- Activist groups are threatening to sue EPA over the agency's decision to register a new pesticide — cyantraniliprole.
Activist groups are threatening to sue EPA over the agency's decision to register a new pesticide without first consulting with federal wildlife officials on the product's risks to endangered species as required under the Endangered Species Act (ESA).
Section 7 of the ESA generally requires federal agencies to consult with the US Fish and Wildlife Service and the National Marine Fisheries Service (the Services) 1) to determine whether a federal action, which includes pesticide registration, could cause jeopardy to an endangered or threatened species and 2) then take steps to mitigate or prevent those impacts.
EPA and the Services have struggled for a long time with such consultations, in part because of different statutory requirements. The Services' assessments and mitigation measures conducted under the ESA are aimed at ensuring "no jeopardy," while EPA's registration requirements under the Federal Insecticide, Fungicide & Rodenticide Act are intended to ensure no "unreasonable adverse effect" to the environment.
In November, the relevant agencies announced a new framework for assessing pesticides' risks to endangered species based on recommendations from the National Academy of Sciences. EPA said that it would implement the process primarily during registration reviews of existing pesticides and not for the registration of new pesticides.

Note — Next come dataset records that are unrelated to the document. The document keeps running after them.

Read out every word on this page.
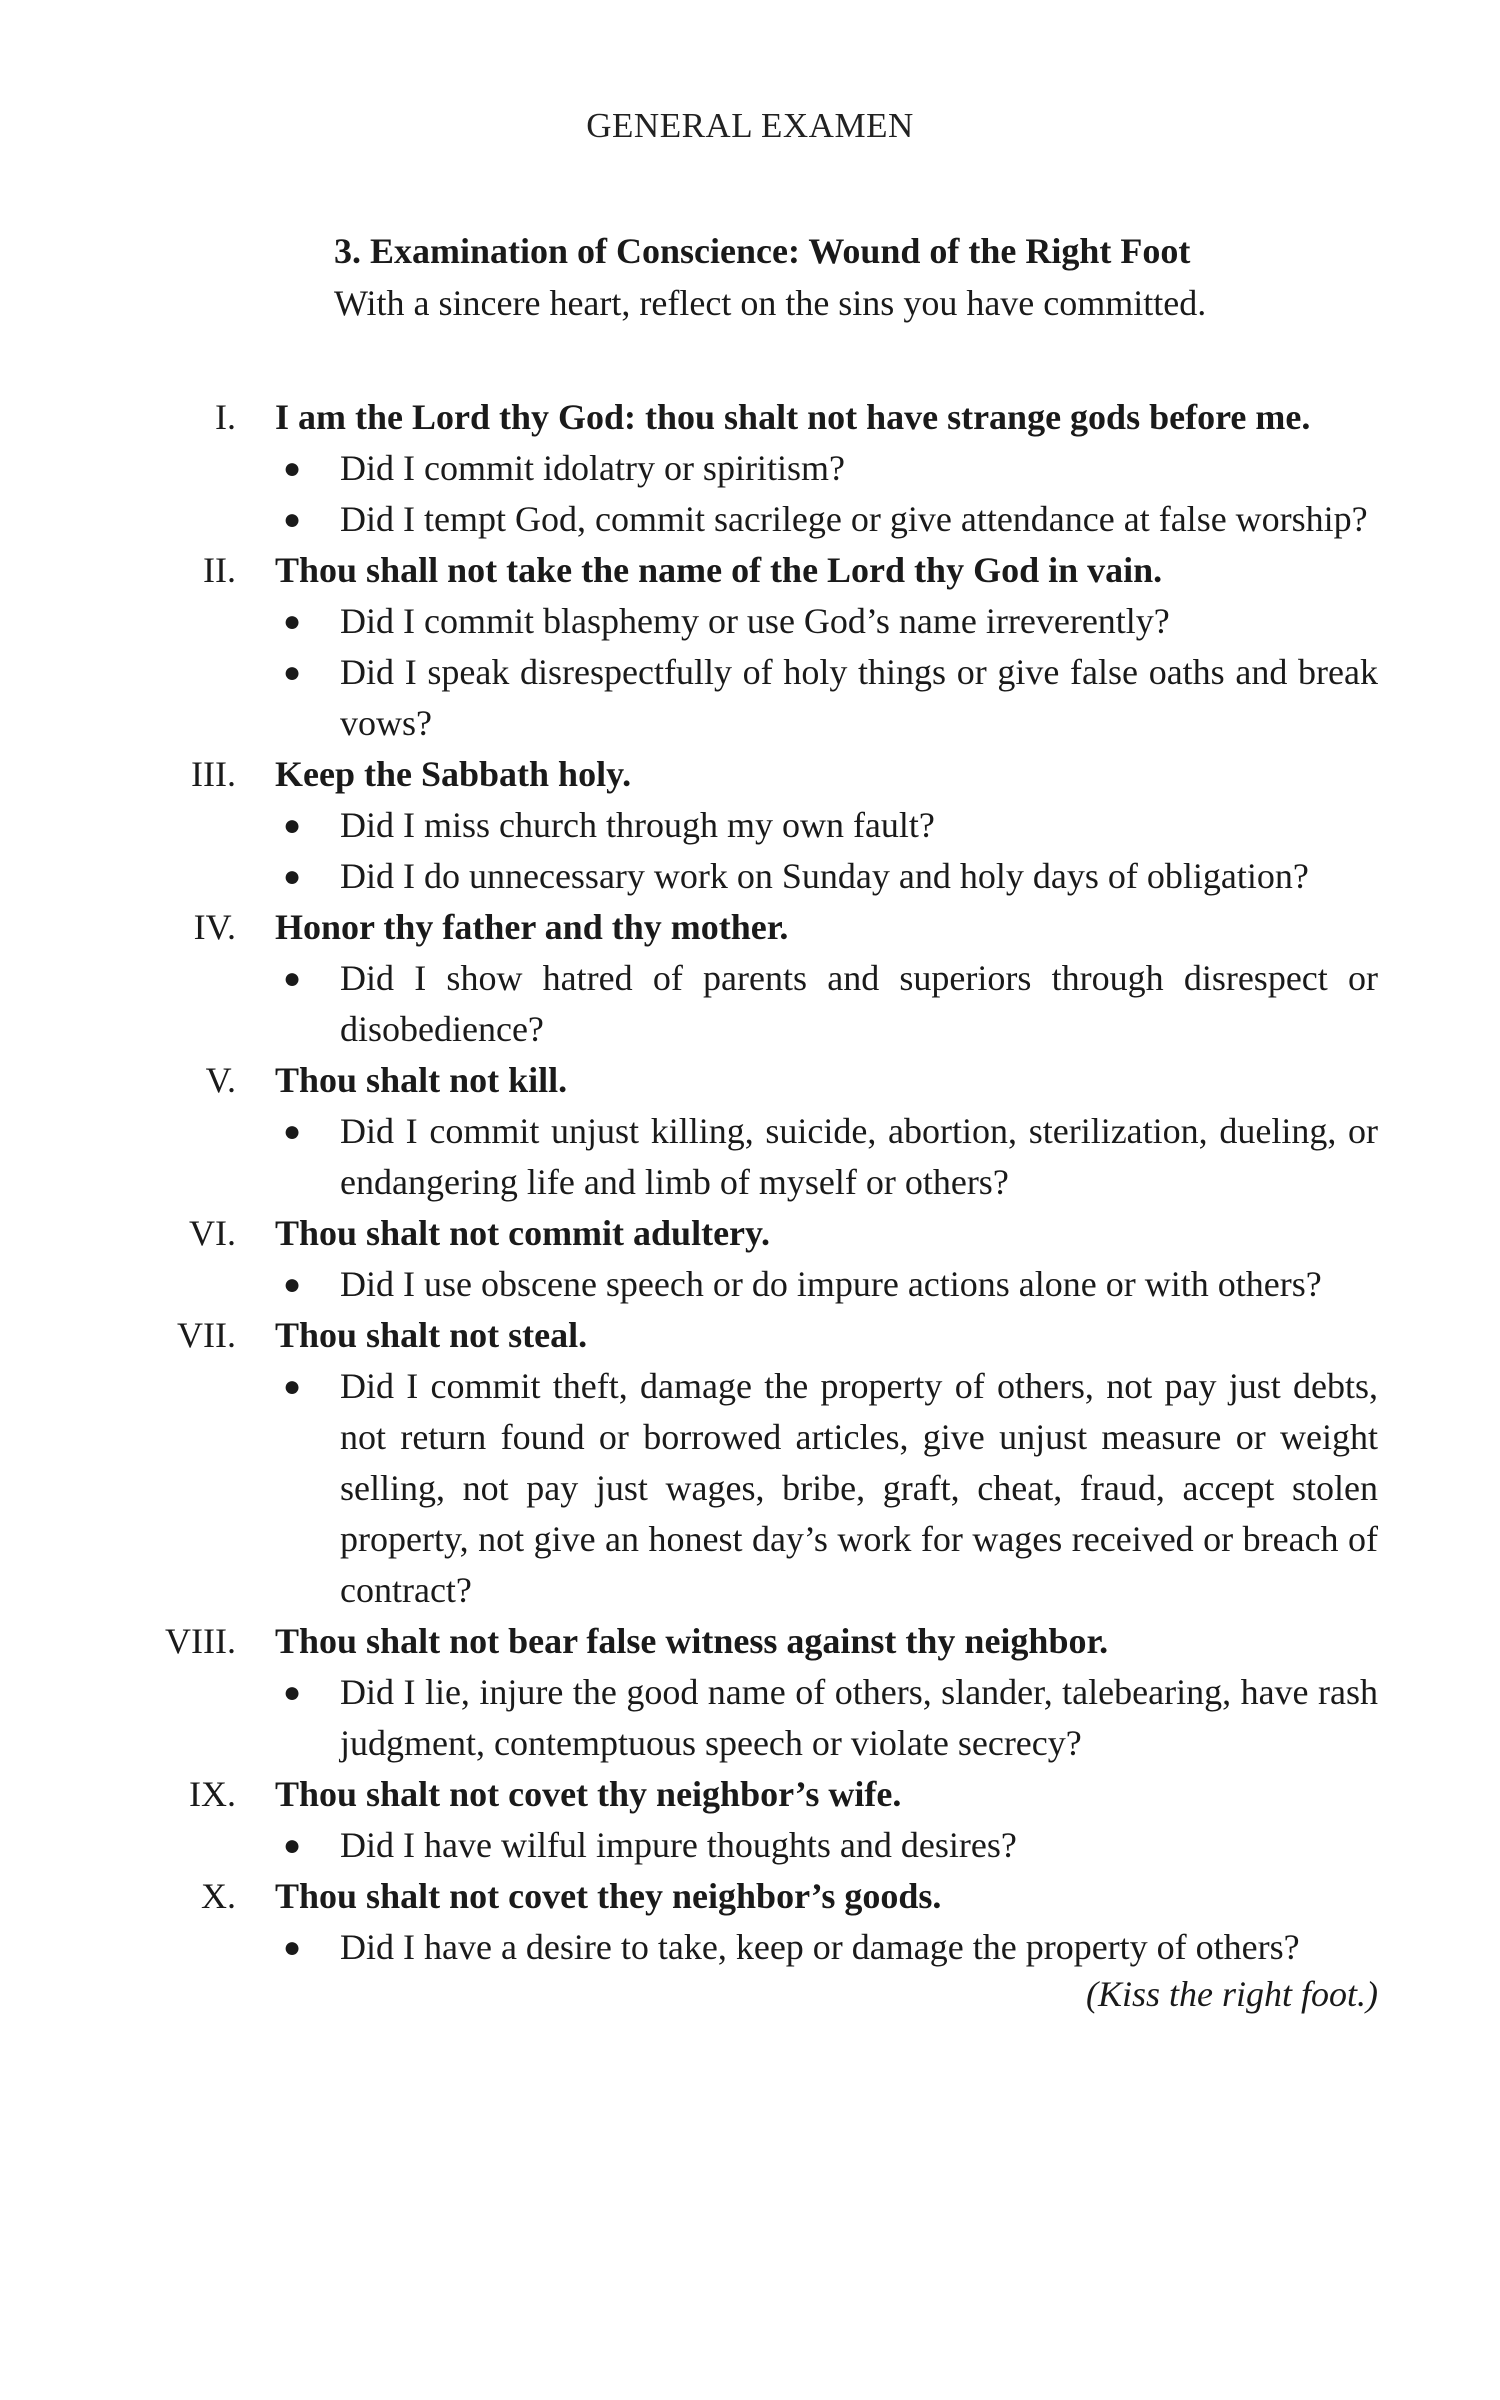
GENERAL EXAMEN
3. Examination of Conscience: Wound of the Right Foot
With a sincere heart, reflect on the sins you have committed.
I. I am the Lord thy God: thou shalt not have strange gods before me.
● Did I commit idolatry or spiritism?
● Did I tempt God, commit sacrilege or give attendance at false worship?
II. Thou shall not take the name of the Lord thy God in vain.
● Did I commit blasphemy or use God’s name irreverently?
● Did I speak disrespectfully of holy things or give false oaths and break vows?
III. Keep the Sabbath holy.
● Did I miss church through my own fault?
● Did I do unnecessary work on Sunday and holy days of obligation?
IV. Honor thy father and thy mother.
● Did I show hatred of parents and superiors through disrespect or disobedience?
V. Thou shalt not kill.
● Did I commit unjust killing, suicide, abortion, sterilization, dueling, or endangering life and limb of myself or others?
VI. Thou shalt not commit adultery.
● Did I use obscene speech or do impure actions alone or with others?
VII. Thou shalt not steal.
● Did I commit theft, damage the property of others, not pay just debts, not return found or borrowed articles, give unjust measure or weight selling, not pay just wages, bribe, graft, cheat, fraud, accept stolen property, not give an honest day’s work for wages received or breach of contract?
VIII. Thou shalt not bear false witness against thy neighbor.
● Did I lie, injure the good name of others, slander, talebearing, have rash judgment, contemptuous speech or violate secrecy?
IX. Thou shalt not covet thy neighbor’s wife.
● Did I have wilful impure thoughts and desires?
X. Thou shalt not covet they neighbor’s goods.
● Did I have a desire to take, keep or damage the property of others?
(Kiss the right foot.)
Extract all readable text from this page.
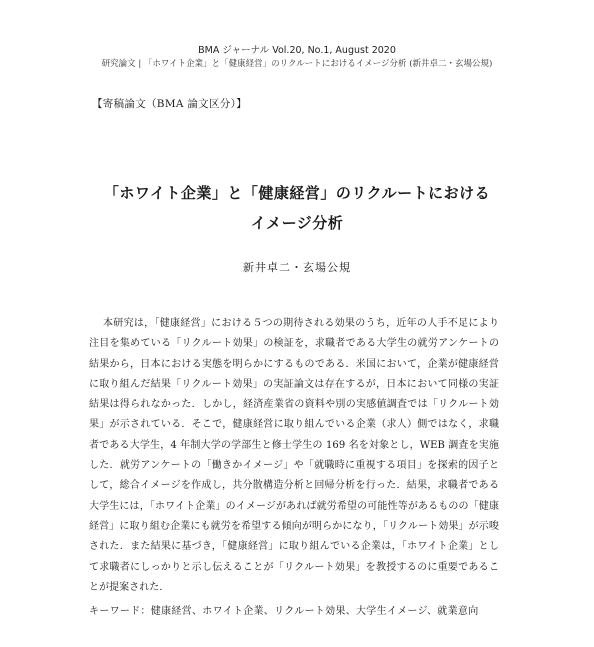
BMA ジャーナル Vol.20, No.1, August 2020
研究論文 | 「ホワイト企業」と「健康経営」のリクルートにおけるイメージ分析 (新井卓二・玄場公規)
【寄稿論文（BMA 論文区分）】
「ホワイト企業」と「健康経営」のリクルートにおける
イメージ分析
新井卓二・玄場公規
本研究は，「健康経営」における５つの期待される効果のうち，近年の人手不足により注目を集めている「リクルート効果」の検証を，求職者である大学生の就労アンケートの結果から，日本における実態を明らかにするものである．米国において，企業が健康経営に取り組んだ結果「リクルート効果」の実証論文は存在するが，日本において同様の実証結果は得られなかった．しかし，経済産業省の資料や別の実感値調査では「リクルート効果」が示されている．そこで，健康経営に取り組んでいる企業（求人）側ではなく，求職者である大学生，4 年制大学の学部生と修士学生の 169 名を対象とし，WEB 調査を実施した．就労アンケートの「働きかイメージ」や「就職時に重視する項目」を探索的因子として，総合イメージを作成し，共分散構造分析と回帰分析を行った．結果，求職者である大学生には，「ホワイト企業」のイメージがあれば就労希望の可能性等があるものの「健康経営」に取り組む企業にも就労を希望する傾向が明らかになり，「リクルート効果」が示唆された．また結果に基づき，「健康経営」に取り組んでいる企業は，「ホワイト企業」として求職者にしっかりと示し伝えることが「リクルート効果」を教授するのに重要であることが提案された．
キーワード：健康経営、ホワイト企業、リクルート効果、大学生イメージ、就業意向
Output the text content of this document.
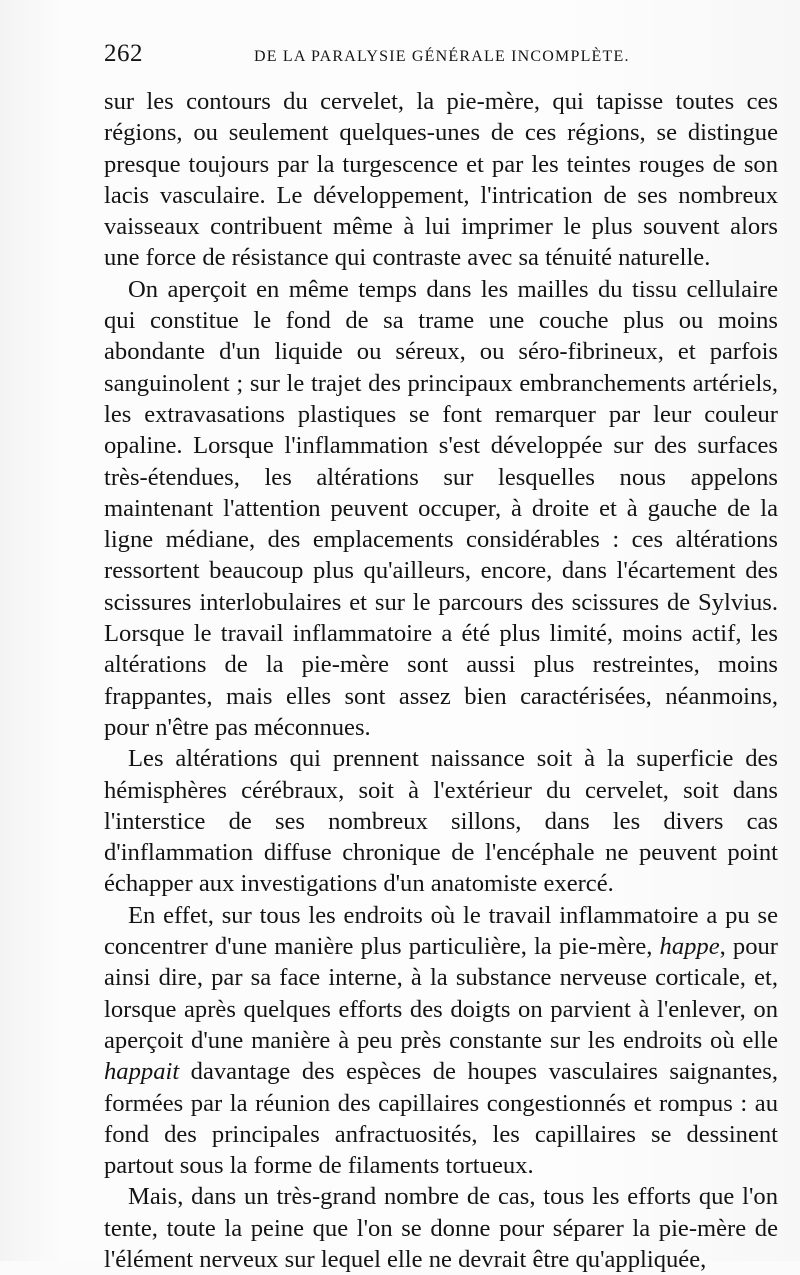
262	DE LA PARALYSIE GÉNÉRALE INCOMPLÈTE.

sur les contours du cervelet, la pie-mère, qui tapisse toutes ces régions, ou seulement quelques-unes de ces régions, se distingue presque toujours par la turgescence et par les teintes rouges de son lacis vasculaire. Le développement, l'intrication de ses nombreux vaisseaux contribuent même à lui imprimer le plus souvent alors une force de résistance qui contraste avec sa ténuité naturelle.

On aperçoit en même temps dans les mailles du tissu cellulaire qui constitue le fond de sa trame une couche plus ou moins abondante d'un liquide ou séreux, ou séro-fibrineux, et parfois sanguinolent ; sur le trajet des principaux embranchements artériels, les extravasations plastiques se font remarquer par leur couleur opaline. Lorsque l'inflammation s'est développée sur des surfaces très-étendues, les altérations sur lesquelles nous appelons maintenant l'attention peuvent occuper, à droite et à gauche de la ligne médiane, des emplacements considérables : ces altérations ressortent beaucoup plus qu'ailleurs, encore, dans l'écartement des scissures interlobulaires et sur le parcours des scissures de Sylvius. Lorsque le travail inflammatoire a été plus limité, moins actif, les altérations de la pie-mère sont aussi plus restreintes, moins frappantes, mais elles sont assez bien caractérisées, néanmoins, pour n'être pas méconnues.

Les altérations qui prennent naissance soit à la superficie des hémisphères cérébraux, soit à l'extérieur du cervelet, soit dans l'interstice de ses nombreux sillons, dans les divers cas d'inflammation diffuse chronique de l'encéphale ne peuvent point échapper aux investigations d'un anatomiste exercé.

En effet, sur tous les endroits où le travail inflammatoire a pu se concentrer d'une manière plus particulière, la pie-mère, happe, pour ainsi dire, par sa face interne, à la substance nerveuse corticale, et, lorsque après quelques efforts des doigts on parvient à l'enlever, on aperçoit d'une manière à peu près constante sur les endroits où elle happait davantage des espèces de houpes vasculaires saignantes, formées par la réunion des capillaires congestionnés et rompus : au fond des principales anfractuosités, les capillaires se dessinent partout sous la forme de filaments tortueux.

Mais, dans un très-grand nombre de cas, tous les efforts que l'on tente, toute la peine que l'on se donne pour séparer la pie-mère de l'élément nerveux sur lequel elle ne devrait être qu'appliquée,
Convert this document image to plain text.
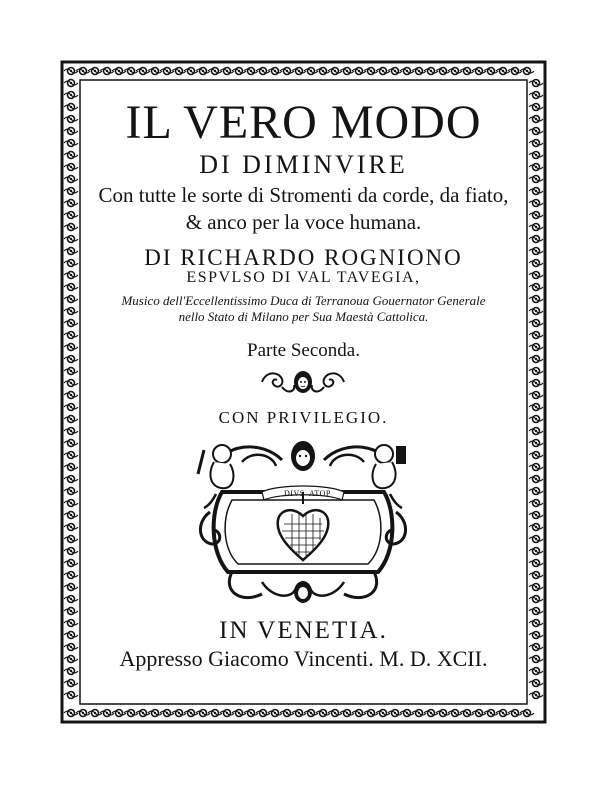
IL VERO MODO
DI DIMINVIRE
Con tutte le sorte di Stromenti da corde, da fiato,
& anco per la voce humana.
DI RICHARDO ROGNIONO
ESPVLSO DI VAL TAVEGIA,
Musico dell'Eccellentissimo Duca di Terranoua Gouernator Generale
nello Stato di Milano per Sua Maestà Cattolica.
Parte Seconda.
CON PRIVILEGIO.
DIVS ATOP
IN VENETIA.
Appresso Giacomo Vincenti. M. D. XCII.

This new petition signals that advocates plan to fight the agency's new assessment process and have it apply to new substances as well as existing chemicals. Their March 21 letter to EPA Administrator Gina McCarthy alleges that the agency's Feb. 5 registration of cyantraniliprole violates two provisions of the ESA and undermines the agency's recent effort to reform its policies for preventing pesticides’ risks to endangered species. If EPA does not act to correct the violations in 60 days, the groups say they will file a lawsuit.